DALLAS –– Mayor Mike Rawlings says city staffers did not act illegally or unethically in recent dealings with Uber, including asking the council to vote on changes to a transportation-for-hire ordinance modeled by lawyers for competitor Yellow Cab.
On Wednesday, Rawlings unveiled a long-awaited investigation conducted by former Dallas County District Attorney Bill Hill. While no city employee broke the law, Rawlings said, “several wrong decisions and bad judgments were made throughout this process.”
And no more so than those of Interim City Manager A.C. Gonzalez, who fast-tracked a vote on changes to the city's transportation ordinance and failed to communicate to the City Council he was doing so until it plunked onto an agenda.
He's already apologized to the mayor for his actions in how he handled regulating Uber, the San Francisco-based startup that has long maintained that it is a technology company that allows customers to arrange and pay for rides through its smart phone app. Thereby, it is not beholden to the transportation ordinance at the center of this controversy. The city disputed that, which brought about this whole saga.
In August, a line item quietly crept onto a council agenda that would’ve required members to vote on changing the code that governs transportation-for-hire companies.
The ordinance changes were never discussed before a committee, which caused Councilman Scott Griggs to ask the mayor to pull it before it hit the floor.
That line item looked to change Chapter 10A of the city code, requiring luxury vehicles to have sticker prices of more than $45,000, limousines to show up no sooner than 30 minutes following the request and, perhaps most damaging to Uber’s business model, smartphones could no longer calculate fares.
From there, things spiraled. City code enforcement had Dallas vice officers conduct undercover stings on Uber drivers, resulting in 65 tickets, the report says. Gonzalez snuck the line item onto the agenda as if it were ready for a vote. The report blames a two-week illness in failing to communicate his decision to the council or the mayor.
Feeling heat from a new, more technologically savvy competitor, Yellow Cab had its lawyers draft up changes to the ordinance, according to the report.
Then, the investigation says, Gonzalez based his draft of the ordinance on Yellow Cab’s.
“Mr. Gonzalez should not have asked City Attorneys to draft ordinances using Yellow Cab’s lawyers draft as the primary guide,” says the report. “Even if he thought they were correctly written, it creates the after-the-fact perception that one private company was getting too much influence within City Hall.”
All 65 tickets written to Uber’s drivers were dismissed on a council order reached in an executive session that lasted more than three hours, Griggs said. The Oak Cliff councilman and colleague Phillip Kingston were two of the 13 present council members Wednesday who voted against discussing the report in executive session before releasing its findings to the public.
“I think our goal here is that all the actions of the Dallas City Council are so clear and intelligible that every citizen in the city of Dallas is able to make an informed decision and completely understand what we’re doing,” Griggs said during the council meeting.

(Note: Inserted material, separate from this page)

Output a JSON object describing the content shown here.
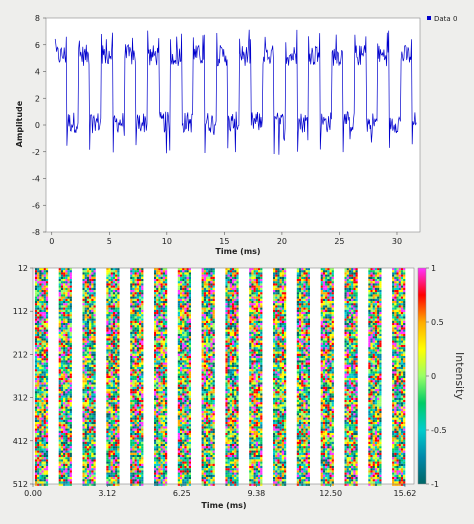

Councilwoman Carolyn Davis, who was among the 11 who voted to go discuss the report in executive session, said she “had some personnel questions that I don’t really want to put out here.” Councilman Dwaine Caraway shared her sentiment.
“I think, first, I would love to hear it, so I can ask and say some things that might not be said out here,” he said. “I think our discussion is something of executive conversation but the report and the meat of the report is what the public is going to get.”
The 134-page report was made public after the session. Rawlings took questions afterward but the council did not.
It includes a timeline of Uber’s dealings with the city. Upon arriving in Dallas in 2012, Uber “immediately started making a marketplace impact.” The mayor soon ordered then-City Manager Mary Suhm to investigate.
In Nov. 2012, the city attorney’s office found Uber did not operate legally within the city’s code and sent a cease and desist letter. Uber ignored it. In the first quarter of 2013, the city met with Uber.
The company’s lawyers made their case: Uber said it doesn't have to follow the transportation code because it's a technology company. The city was unmoved. Assistant City Managers Joey Zapata and Melissa Miles ordered vice officers to begin their undercover sting.
Then, “Yellow Cab’s lawyer, John Barr, becomes very active at City Hall pushing City Management to enforce City ordinances,” Rawlings writes in the report.
In July 2013, Gonzalez took over as interim city manager. He soon ordered city attorneys to draft new ordinances “similar to the ones Yellow Cab’s attorney had drafted.” The changes appeared on August 28’s council agenda. Griggs ordered it removed the day before.
The report finds three key areas for improvement: when the city launches an investigation that lasts as long as the Uber one did, the corresponding council committee should be kept abreast of its developments.
The council needs a “better and clearer understanding” of the process to put an item on the agenda. And, finally, Rawlings also says he will ask for more briefings to the council and not assume committees will handle each topic.
“I thought this issue would bubble up through the Transportation Committee so I didn’t push for a briefing in this case,” he writes. “That will not happen again.”
Now that the investigation is done, the attempt to regulate Uber will first have to be discussed in committee.